Em 2010, a ideia de um disco triplo de Joanna Newsom podia ser causadora de algumas dores de cabeça. A vocalista e harpista, dona das cordas, das teclas, e de uma voz particular – que gerava e ainda gera as mais diversas e criativas comparações, principalmente metendo imagens de bruxas, crianças, ninfas e fadas pelo meio – lançava o seu primeiro trabalho desde o astronómico Ys, de 2006. Seria fácil imaginar pela frente uma montanha de composições complexas, enormes, repletas de orquestras imponentes e de poemas longuíssimos. Afinal de contas, Ys tinha apenas cinco músicas: caso contrário, seria impossível respirar. A perspectiva de um disco triplo com temas a ultrapassar os dez, doze, quinze minutos certamente levar-nos-ia as mãos à cabeça.
Em vez disso, Newsom dedicou-se a fabricar Have One On Me, um disco que, apesar de, ao longo dos seus três capítulos, demorar-se por duas horas, nunca chega a cansar verdadeiramente. É muitíssimo mais discreto, menos pomposo e floreado: a orquestra sumptuosa de Van Dyke Parks dá lugar aos arranjos aguçados de Ryan Francesconi. E, por detrás das letras arrojadas, da harpa celestial, e de uma Newsom de voz surpreendentemente doce, esconde-se uma tela sombria, brutalmente honesta, simultaneamente arcaica e distante como real e frágil.
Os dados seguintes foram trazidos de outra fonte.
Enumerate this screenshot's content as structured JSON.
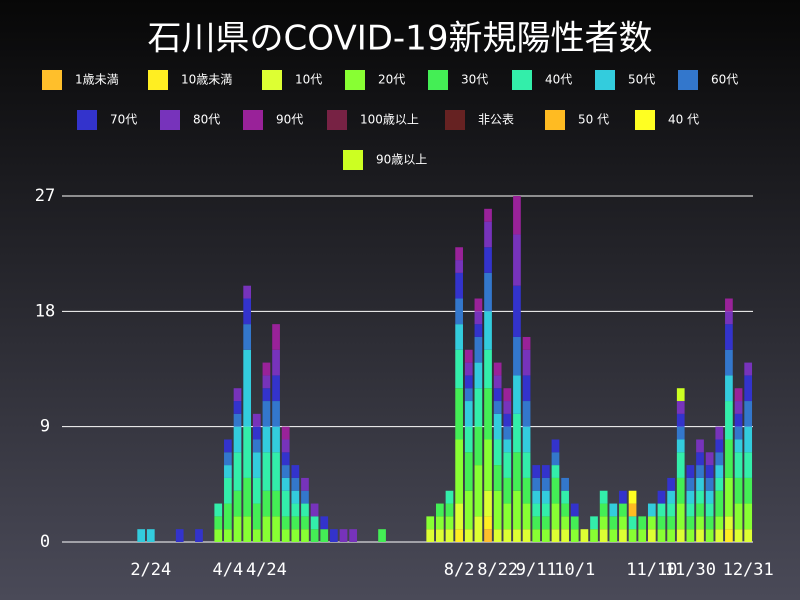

E exemplo perfeito desta sobriedade é a sua faixa central, “In California”.
Embora ecoando vagas memórias de uma Joni Mitchell sentada à harpa aqui e ali, “In California” pertence única e exclusivamente a Newsom, e será certamente uma pegada bem funda que deixará assente na sua passagem pela música. As cordas tremem ao som do refrão mais orelhudo que Newsom alguma vez terá escrito: os versos são afundados em negrume pela voz simultaneamente frágil e sábia de quem a canta. A orquestra completa o que fica por dizer sem nunca ultrapassar a crueza das palavras de Newsom nem a melodia triste que desagua das cordas da harpa. Em oito majestosos minutos, Newsom esboça um retrato demasiado fiel da dolorosa experiência de ver uma relação a chegar a um precipício, completo com recuos e avanços e irracionalidades transformadas em poesia compreensível. As suas palavras são entendidas por um universo em silêncio. Quando canta “Well I have grown untidy forrows / Across my soul / But I am still a coward; / Content to see my garden grow / So sweet and full / Of someone else’s flowers”, esmaga-nos contra o chão. “In California” é um partir de coração do qual ninguém se conseguirá cansar.